The Extinction Trials: Rebel is the third book of the series and closes the trilogy out in a very satisfying way. The bulk of the story takes place on Piloria, the dinosaur continent, and this one is as action packed as the first two. There's also a lot of character development, which I found very welcome, as Storm and Lincoln have to come to terms not only with their burgeoning relationship, but also with a new way of life.
Storm has of course been on Piloria for six months with her father, Reban Don, and they've just begun to form a rather tenuous relationship themselves, as father and daughter, when they get a big shock. There are other people on Piloria! Refugees from Earthasia, where things are not going well. An unintended side effect of the blistering plague cure is that more people are living, and the overtaxed resources of Earthasia can't keep up. People are starving and it all comes to a head early on, with Lincoln and some of the other supporting characters barely making it to Piloria.
Storm is of course happy to see her friends again, but it soon becomes clear that the refugees, under the leadership of Silas, do not intend to live with the land- they intend to conquer it. Storm and Reban must therefore decide how far they're willing to go to assist the newcomers- but will their efforts be appreciated? Things get dicey when Silas and Reban go head to head, and things begin to look dire.
As I said this is a satisfying conclusion to the series, and yet at the same time it's fairly open ended. I feel like there could easily be more books set in this world, and while the ending is fairly conventional, there are still a few surprises. The body count, as always, is fairly high, and if you like dinosaur mayhem there's no shortage of that! There's also an expanded map, which I may have hooted in delight over when I saw it, to go along with the new areas they explore in this one.
I was especially fascinated by the questions raised here. What is the right way to colonize a continent teeming with dinosaurs, but also with natural resources that have run out back home? Do you try to live with the peaceful dinos, or just eradicate them all? That's the heart of the story here, with Storm determined to live in harmony with the land, and Silas out to conquer everything that might stand in their way.

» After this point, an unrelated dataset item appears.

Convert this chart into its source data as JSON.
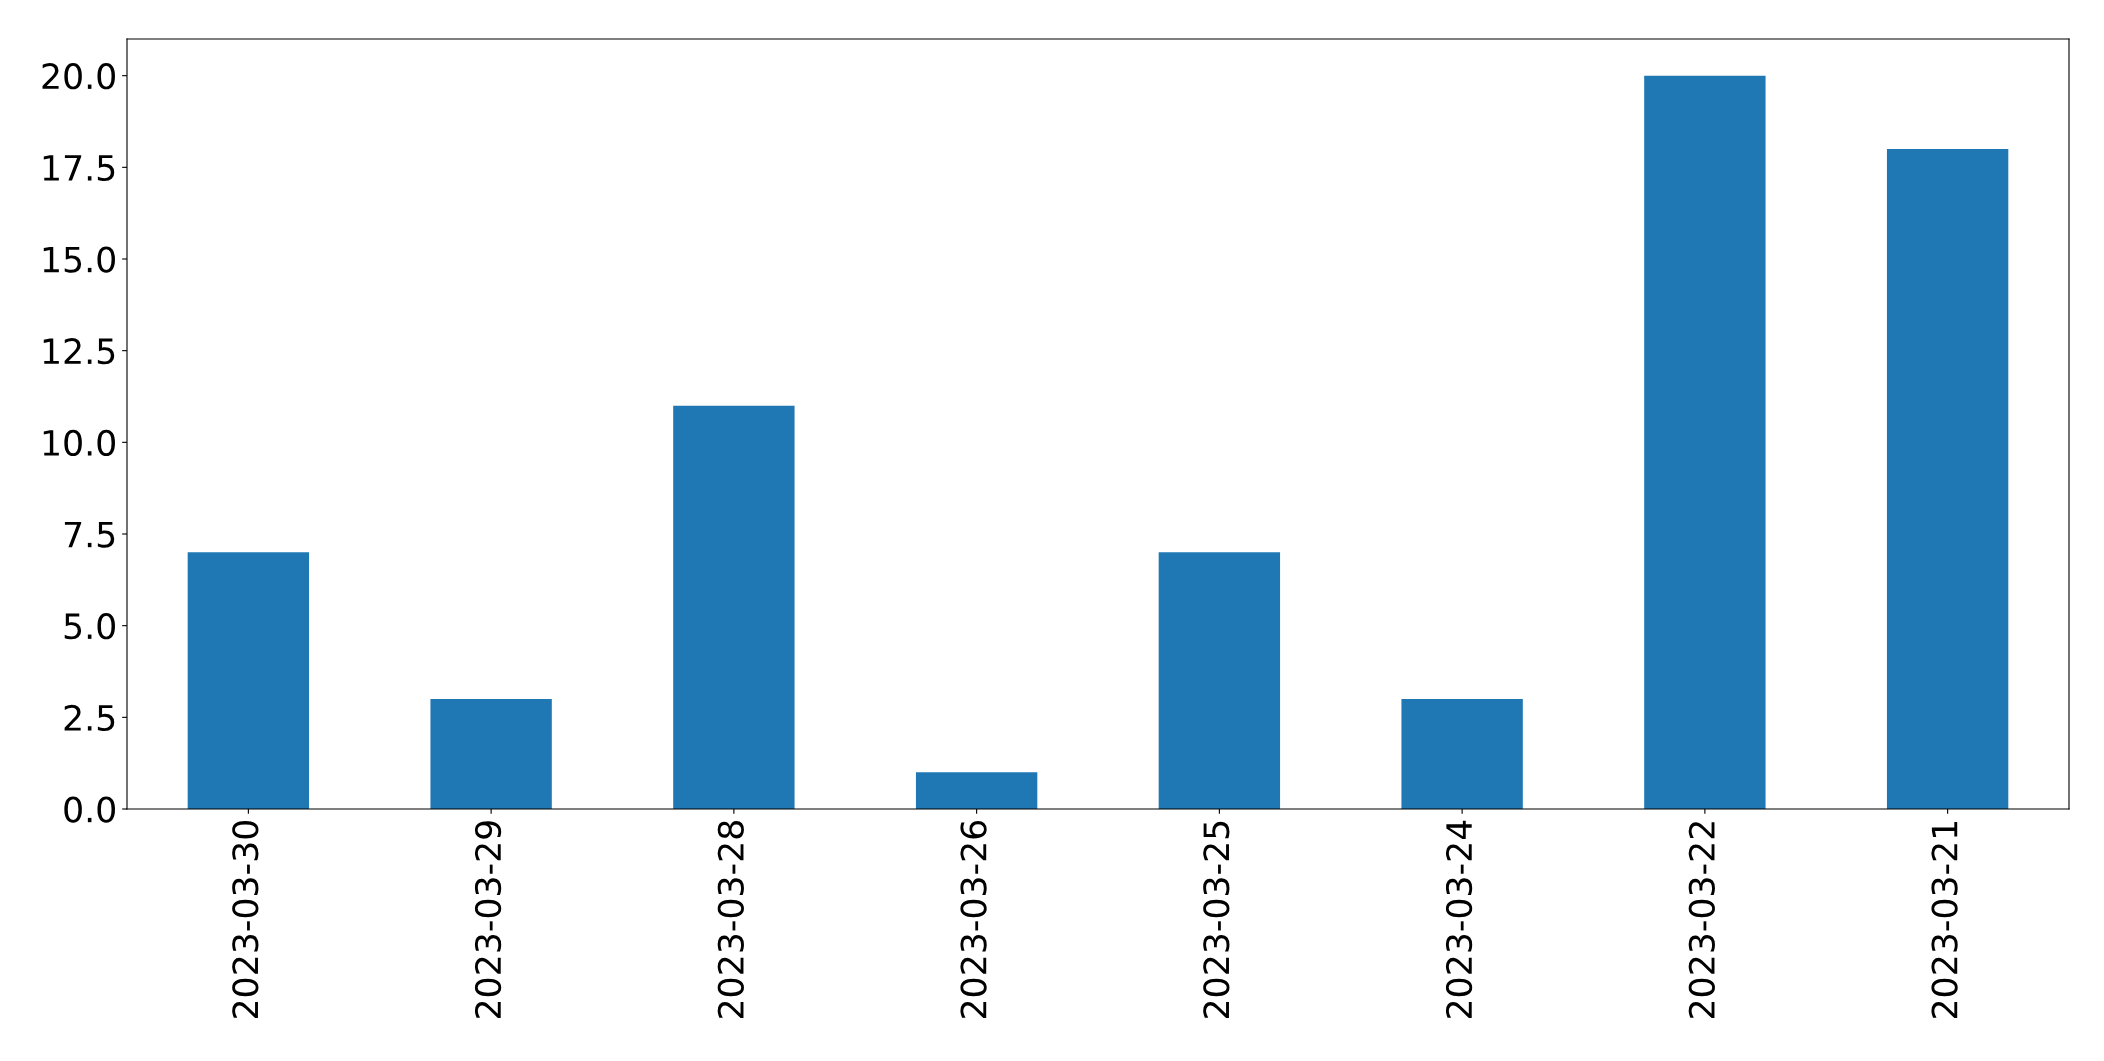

A heavy-handed look at our own way of life? Perhaps, but frankly I thought it was handled well, with a lot of heart and no easy answers.
Storm's relationship with Lincoln was handled well. It's definitely slow burn- not a lot of romance here- and both characters are likable. Reban gets a bit of a makeover as well, in the sense that we see hidden layers emerge. And the supporting cast as always are a part of the action, which is nice- we also see more of Lincoln's family and Jesa's family from the second book.
All in all this was a great read. There were a few minor errors, such as missing words in a sentence, but it wasn't a big deal, although I did notice early on that there were forty zones in Earthasia and then twice later there were four hundred, so perhaps the editing could have been tighter, but other than relatively small issues like that I had a blast with this book. Lots of fun.
I wanted to discuss more in depth since I have a fair amount of thoughts on this one.
I was a little disappointed that we never really get an explanation for Storm's bond with Milo. The plesiosaur does show up but doesn't have a lot to do- but am I the only one who wonders if there is something more to Storm? Not only does she have the bond with Milo, but she has that moment with the titanosaur where she almost seems to connect with it somehow?
Triceratops! I loved the early scene with the triceratops rampage and the duckbills fleeing- really set the stage for how dangerous Piloria can be.
I liked Lincoln a lot more here- his character development has been nice. I kind of expected the relationship with him and Storm to move a little faster, but at the same time it was done well.
The science is a little iffy? I mean viruses that enhance the raptors so quickly? If the virus is causing a mutation to make them bigger and more intelligent, wouldn't that take longer than six months?
We never find out what the deal is with this world. Is it Earth in some form (I mean the name Earthasia is sort of a hint) but why is one continent overcrowded and depleted, and one continent has no people and tons of dinosaurs?
I wanted a little more resolution at the end. Letting Silas get off scot free, relatively speaking, seemed iffy to me as well, although it does make him a possible recurring villain if this series were to continue. I feel like he was fairly one dimensional though- we never get to really see why he's such a jerk.